もうやめる。全部やめる。
ステージ上の子どもたちに拍手を送りながら、私は決めた。
もうやめる。全部やめる。
この日は幼稚園2学期最後の登園日、そして年中さんのお遊戯会の日であった。
ほとんどの子に「うさぎ」や「きつね」などの可愛らしい動物役が割り当てられる中、我が娘の役は「雪」。
「雪の妖精」ではなく「雪」。
もはや生き物ですらなくなってしまった我が子がどんな演技を披露してくれるのか。
当日まで寝る前に何度も「雪」が歌う歌や、セリフを披露してくれた。だが肝心の、どんな流れでどの場面で、何を受けてのその演技なのかが質問しても、その答えは全く要領を得ず、詳しいことは何もわからないまま本番を迎えることとなった。
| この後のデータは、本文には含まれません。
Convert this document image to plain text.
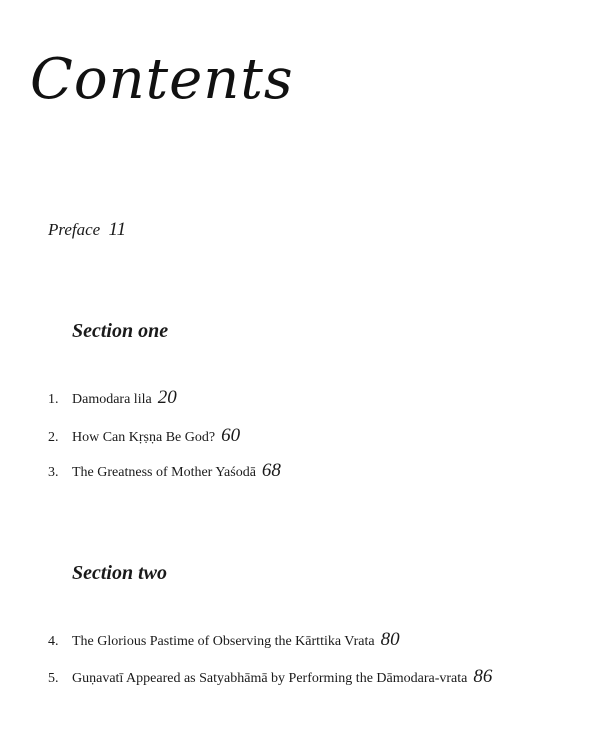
Contents
Preface 11
Section one
1. Damodara lila 20
2. How Can Kṛṣṇa Be God? 60
3. The Greatness of Mother Yaśodā 68
Section two
4. The Glorious Pastime of Observing the Kārttika Vrata 80
5. Guṇavatī Appeared as Satyabhāmā by Performing the Dāmodara-vrata 86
幕が上がると、娘はなんと1番目に舞台袖から登場した。
完全に油断していて変な声が出そうになった。
娘を含む3人の「雪」役の子が出揃うと、何度も何度も聞かせてくれた歌を歌い出した。
笑顔、笑顔、笑顔。
プレ保育の時に母子分離も親子活動もできず、先生の言う、「みんな上手にできましたね!」の「みんな」の中に一度も入れなかった娘。
年少に上がっても、毎朝年長の姉と離れるたびに号泣して、姉のクラスに向かおうとしては先生に抱き止められていた娘。
その子が今、こんなにも笑顔で踊り、歌い、楽しんでいる。
その笑顔を見て、決めた。
この子のためだと思っていたけど、知育もひらがなも数字も全部一旦やめよう。
少なくとも明日から始まる冬休みの間は、「何かができるようになるための何か」を一切やめよう。
賢くあることがこの子を救うと思ってるけど、もうやめる。全部やめる。
手先が器用になれば、言葉を自由に操れるようになれば、〇〇できるようになれば…この子が少しでも生きやすくなる。まだそう信じているけど全部やめる。
年長への進級を控えた2024年12月18日、私は全ての知育教材と子育て本を封印した。
これは、この日から彼女の入学式の日であろう2026年4月6日までの474日間の成長(+その他いろんな思いの丈)を綴る、誰1人、結末を知らない記録である。